Er sei ein öder musikalischer Spaßmacher, der sich viel einbilde, aber nicht viel könne, ätzte Wolfgang Amadeus Mozart und die Nachwelt folgte dem harschen Urteil ohne weitere Prüfung. Eine neue CD mit Werken von Georg Joseph Vogler (1749-1814) legt nun nahe, den Abbé etwas milder zu beurteilen.
Er war Kaplan, Kapellmeister und Komponist, Musikpädagoge, Lehrer von Berühmtheiten wie Carl Maria von Weber und Giacomo Meyerbeer, aber auch Organist, Orgelbauer und -erfinder, vor allem aber ein ewig Reisender, den es durch ganz Europa und möglicherweise sogar bis nach Nordafrika trieb. Trotz dieser vielen Talente, die Vogler oft gleichzeitig auszuleben versuchte, hinterließ er ein beachtliches musikschriftstellerisches und kompositorisches Oeuvre.
Letzterem verhilft das Münchner Rundfunkorchester unter der gewohnt dynamischen Leitung von Howard Griffiths jetzt zu neuem Glanz. Im Mittelpunkt der sehr transparent klingenden und detailfreudigen Aufnahme steht Voglers dritte und letzte Symphonie mit dem Beinamen „Scala“ (1799-1800). Dem wohl beabsichtigen Vergleich mit Mozarts „Jupiter“-Symphonie hält das 20-minütige Werk am Ende nicht stand. Das höchst anmutige Andantino und das kontrapunktische Vexierspiel im turbulenten Finale erklären aber schnell, warum sich dieses Werk und auch andere Partituren des Abbé einst beachtlicher Popularität erfreuten.

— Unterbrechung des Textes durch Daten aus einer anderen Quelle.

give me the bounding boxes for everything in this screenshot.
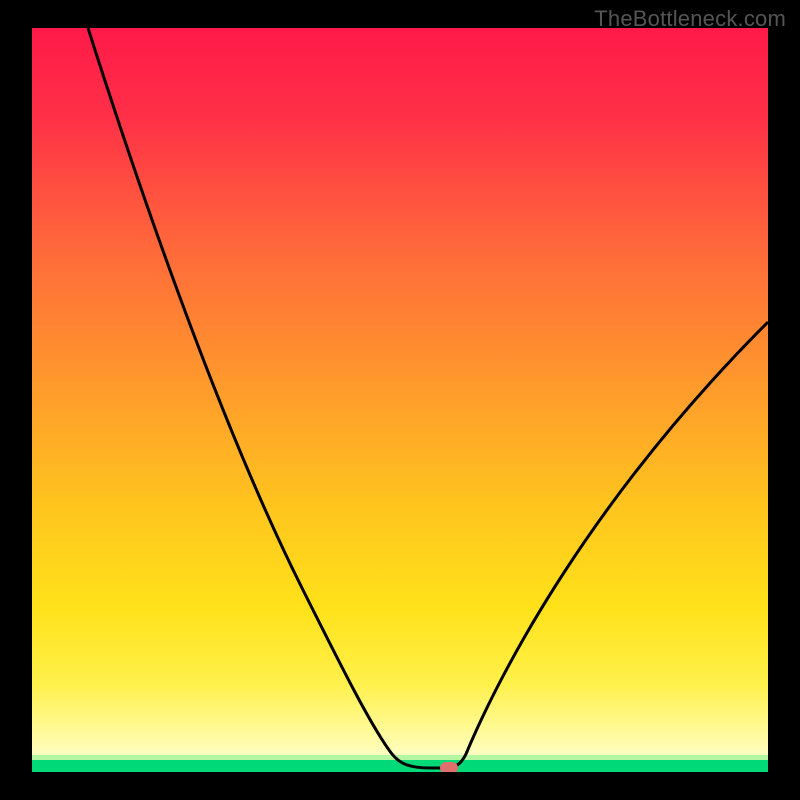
plot-area	[32, 28, 768, 772]
optimal-point-marker	[440, 762, 458, 772]
gradient-background	[32, 28, 768, 772]
plot-svg	[32, 28, 768, 772]
green-transition	[32, 755, 768, 760]
figure-root: TheBottleneck.com	[0, 0, 800, 800]
watermark-text: TheBottleneck.com	[594, 6, 786, 32]
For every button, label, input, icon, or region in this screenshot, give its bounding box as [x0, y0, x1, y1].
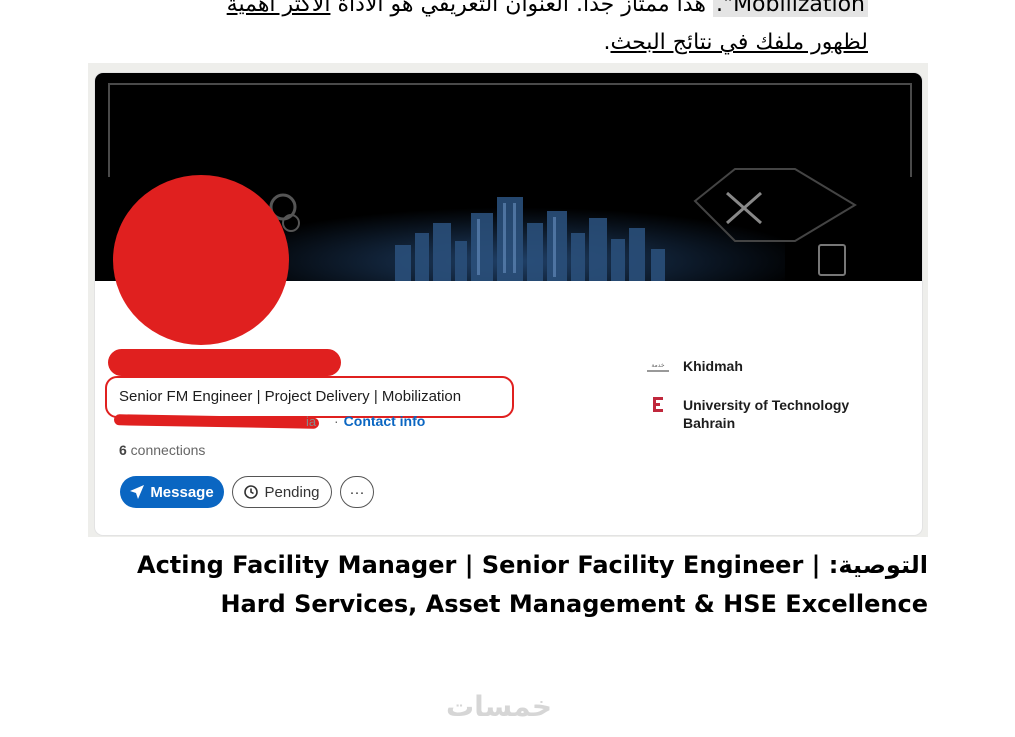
khamsat-watermark: خمسات: [446, 690, 553, 723]
more-options-button[interactable]: ···: [340, 476, 374, 508]
message-button-label: Message: [150, 483, 214, 501]
connections-number: 6: [119, 442, 127, 458]
intro-highlight: Mobilization".: [712, 0, 868, 17]
company-khidmah[interactable]: خدمة Khidmah: [645, 357, 863, 377]
separator-dot: ·: [334, 413, 339, 429]
recommendation-paragraph: التوصية: Acting Facility Manager | Senio…: [98, 546, 928, 624]
name-redaction: [108, 349, 341, 376]
pending-button-label: Pending: [264, 483, 320, 501]
intro-underlined-1: الأكثر أهمية: [226, 0, 331, 17]
utb-name: University of Technology Bahrain: [683, 397, 850, 431]
contact-info-label: Contact info: [343, 413, 426, 429]
company-utb[interactable]: University of Technology Bahrain: [645, 396, 863, 432]
send-icon: [130, 485, 145, 499]
contact-info-link[interactable]: · Contact info: [334, 413, 425, 429]
khidmah-logo-icon: خدمة: [645, 357, 671, 377]
intro-end: .: [603, 30, 611, 55]
recommendation-label: التوصية:: [820, 551, 928, 579]
more-icon: ···: [349, 483, 365, 501]
utb-logo-icon: [645, 396, 671, 416]
pending-button[interactable]: Pending: [232, 476, 332, 508]
svg-text:خدمة: خدمة: [651, 362, 665, 369]
connections-label: connections: [126, 442, 206, 458]
intro-paragraph: Mobilization". هذا ممتاز جداً. العنوان ا…: [108, 0, 868, 62]
connections-count[interactable]: 6 connections: [119, 442, 205, 458]
clock-icon: [244, 485, 259, 499]
recommendation-text: Acting Facility Manager | Senior Facilit…: [137, 551, 928, 618]
profile-headline: Senior FM Engineer | Project Delivery | …: [119, 388, 462, 405]
avatar-redaction[interactable]: [113, 175, 289, 345]
message-button[interactable]: Message: [120, 476, 224, 508]
intro-plain: هذا ممتاز جداً. العنوان التعريفي هو الأد…: [330, 0, 713, 17]
intro-underlined-2: لظهور ملفك في نتائج البحث: [610, 30, 869, 55]
khidmah-name: Khidmah: [683, 358, 743, 374]
location-fragment: ia: [306, 414, 317, 429]
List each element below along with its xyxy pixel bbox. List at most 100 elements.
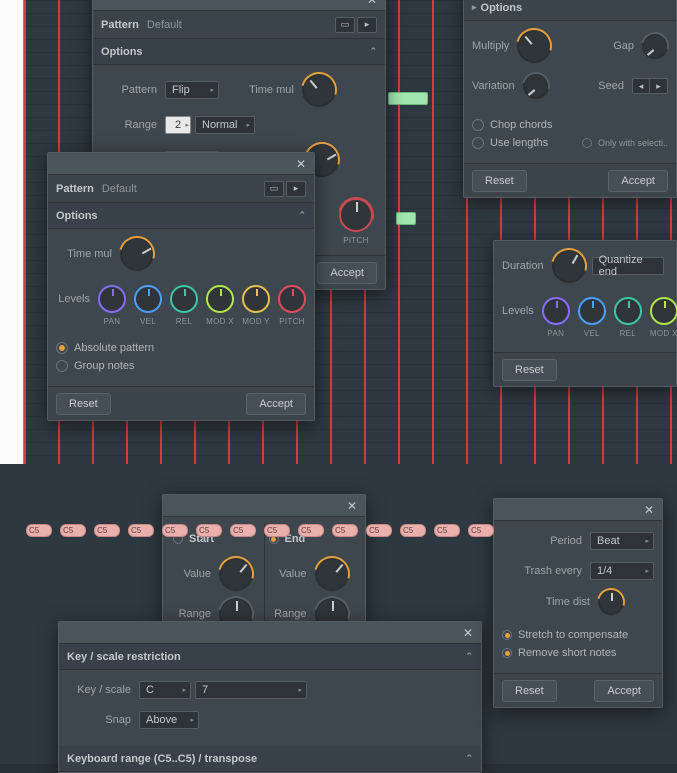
close-icon[interactable]: ✕ <box>292 155 310 173</box>
close-icon[interactable]: ✕ <box>363 0 381 9</box>
absolute-pattern-radio[interactable]: Absolute pattern <box>56 342 306 354</box>
velocity-bar[interactable] <box>24 0 26 464</box>
end-value-knob[interactable] <box>315 557 349 591</box>
accept-button[interactable]: Accept <box>594 680 654 702</box>
snap-label: Snap <box>67 714 131 726</box>
midi-note[interactable]: C5 <box>468 524 494 537</box>
time-mul-knob[interactable] <box>302 73 336 107</box>
chop-chords-radio[interactable]: Chop chords <box>472 119 668 131</box>
titlebar[interactable]: ✕ <box>93 0 385 11</box>
velocity-bar[interactable] <box>398 0 400 464</box>
panel-strum[interactable]: ✕ Pattern Default ▭ ▸ Options ⌃ Time mul… <box>47 152 315 421</box>
group-notes-radio[interactable]: Group notes <box>56 360 306 372</box>
use-lengths-radio[interactable]: Use lengths Only with selecti.. <box>472 137 668 149</box>
key-dropdown[interactable]: C▸ <box>139 681 191 699</box>
time-mul-knob[interactable] <box>120 237 154 271</box>
rel-knob[interactable] <box>170 285 198 313</box>
midi-note[interactable] <box>388 92 428 105</box>
rel-knob[interactable] <box>614 297 642 325</box>
trash-every-dropdown[interactable]: 1/4▸ <box>590 562 654 580</box>
pattern-dropdown[interactable]: Flip▸ <box>165 81 219 99</box>
folder-icon[interactable]: ▭ <box>335 17 355 33</box>
midi-note[interactable] <box>396 212 416 225</box>
only-with-selection-label: Only with selecti.. <box>598 138 668 148</box>
options-section-header[interactable]: ▸Options <box>464 0 676 21</box>
midi-note[interactable]: C5 <box>366 524 392 537</box>
titlebar[interactable]: ✕ <box>59 622 481 644</box>
midi-note[interactable]: C5 <box>196 524 222 537</box>
period-dropdown[interactable]: Beat▸ <box>590 532 654 550</box>
period-label: Period <box>502 535 582 547</box>
pattern-header: Pattern Default ▭ ▸ <box>93 11 385 39</box>
folder-icon[interactable]: ▭ <box>264 181 284 197</box>
reset-button[interactable]: Reset <box>502 359 557 381</box>
midi-note[interactable]: C5 <box>264 524 290 537</box>
accept-button[interactable]: Accept <box>246 393 306 415</box>
range-mode-dropdown[interactable]: Normal▸ <box>195 116 255 134</box>
multiply-knob[interactable] <box>517 29 551 63</box>
midi-note[interactable]: C5 <box>162 524 188 537</box>
midi-note[interactable]: C5 <box>230 524 256 537</box>
quantize-end-dropdown[interactable]: Quantize end <box>592 257 664 275</box>
velocity-bar[interactable] <box>432 0 434 464</box>
start-value-knob[interactable] <box>219 557 253 591</box>
pitch-knob[interactable] <box>339 198 373 232</box>
duration-knob[interactable] <box>552 249 586 283</box>
midi-note[interactable]: C5 <box>434 524 460 537</box>
mod-x-knob[interactable] <box>206 285 234 313</box>
remove-short-notes-radio[interactable]: Remove short notes <box>502 647 654 659</box>
reset-button[interactable]: Reset <box>56 393 111 415</box>
panel-flam[interactable]: ✕ Period Beat▸ Trash every 1/4▸ Time dis… <box>493 498 663 708</box>
midi-note[interactable]: C5 <box>298 524 324 537</box>
pan-knob[interactable] <box>98 285 126 313</box>
panel-chopper[interactable]: ▸Options Multiply Gap Variation Seed ◂ ▸… <box>463 0 677 198</box>
titlebar[interactable]: ✕ <box>494 499 662 521</box>
panel-lfo[interactable]: ✕ Start Value Range End Value Range <box>162 494 366 622</box>
close-icon[interactable]: ✕ <box>343 497 361 515</box>
seed-prev-button[interactable]: ◂ <box>632 78 650 94</box>
gap-knob[interactable] <box>642 33 668 59</box>
scale-dropdown[interactable]: 7▸ <box>195 681 307 699</box>
reset-button[interactable]: Reset <box>502 680 557 702</box>
keyboard-range-section-header[interactable]: Keyboard range (C5..C5) / transpose ⌃ <box>59 746 481 772</box>
keyscale-section-header[interactable]: Key / scale restriction ⌃ <box>59 644 481 670</box>
midi-note[interactable]: C5 <box>400 524 426 537</box>
midi-note[interactable]: C5 <box>60 524 86 537</box>
mod-x-knob[interactable] <box>650 297 677 325</box>
accept-button[interactable]: Accept <box>608 170 668 192</box>
options-label: Options <box>56 210 98 222</box>
snap-dropdown[interactable]: Above▸ <box>139 711 199 729</box>
reset-button[interactable]: Reset <box>472 170 527 192</box>
next-icon[interactable]: ▸ <box>286 181 306 197</box>
pan-knob[interactable] <box>542 297 570 325</box>
seed-next-button[interactable]: ▸ <box>650 78 668 94</box>
range-number[interactable]: 2 <box>165 116 191 134</box>
time-dist-knob[interactable] <box>598 589 624 615</box>
midi-note[interactable]: C5 <box>128 524 154 537</box>
midi-note[interactable]: C5 <box>332 524 358 537</box>
time-mul-label: Time mul <box>249 84 294 96</box>
value-label: Value <box>173 568 211 580</box>
titlebar[interactable]: ✕ <box>48 153 314 175</box>
keyboard[interactable] <box>0 0 24 464</box>
knob-label: PAN <box>104 317 121 326</box>
variation-knob[interactable] <box>523 73 549 99</box>
mod-y-knob[interactable] <box>242 285 270 313</box>
close-icon[interactable]: ✕ <box>459 624 477 642</box>
accept-button[interactable]: Accept <box>317 262 377 284</box>
panel-randomizer[interactable]: Duration Quantize end Levels PANVELRELMO… <box>493 240 677 387</box>
next-icon[interactable]: ▸ <box>357 17 377 33</box>
seed-stepper[interactable]: ◂ ▸ <box>632 78 668 94</box>
close-icon[interactable]: ✕ <box>640 501 658 519</box>
midi-note[interactable]: C5 <box>94 524 120 537</box>
titlebar[interactable]: ✕ <box>163 495 365 517</box>
pitch-knob[interactable] <box>278 285 306 313</box>
options-section-header[interactable]: Options ⌃ <box>93 39 385 65</box>
keyscale-section-label: Key / scale restriction <box>67 651 181 663</box>
vel-knob[interactable] <box>134 285 162 313</box>
panel-keyscale[interactable]: ✕ Key / scale restriction ⌃ Key / scale … <box>58 621 482 773</box>
options-section-header[interactable]: Options ⌃ <box>48 203 314 229</box>
midi-note[interactable]: C5 <box>26 524 52 537</box>
stretch-compensate-radio[interactable]: Stretch to compensate <box>502 629 654 641</box>
vel-knob[interactable] <box>578 297 606 325</box>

Voglers Ouvertüren dürfen ohnehin als reizvolle Entdecklungen gelten, auch wenn ihre formale Anlage einem schon damals vergangenen Zeitalter zu huldigen scheint. Bert Hagels weist in seinem umfangreichen Booklet-Beitrag darauf hin, dass die altertümliche dreiteilige Anlage im Sinne der Sonatenform verstanden werden kann und dann eine durchaus moderne „Einsätzigkeit in der Mehrsätzigkeit“ darstellt.
Die Ouvertüren zu den Opern „Gustav Adolf und Ebba Brahe“ (1786-87), „Samori oder Der verdrängte Prinz“ (1811), „Castor und Pollux“ (1787), „Der Kaufmann von Smyrna“ (1771) und die Einleitung der Musik zu Kotzebues Schauspiel „Die Kreuzfahrer“ (1803) erweisen sich in jedem Fall als erfindungs- und abwechslungsreiche Stimmungsbilder, die auch im Publikum des 21. Jahrhunderts Freunde finden dürften.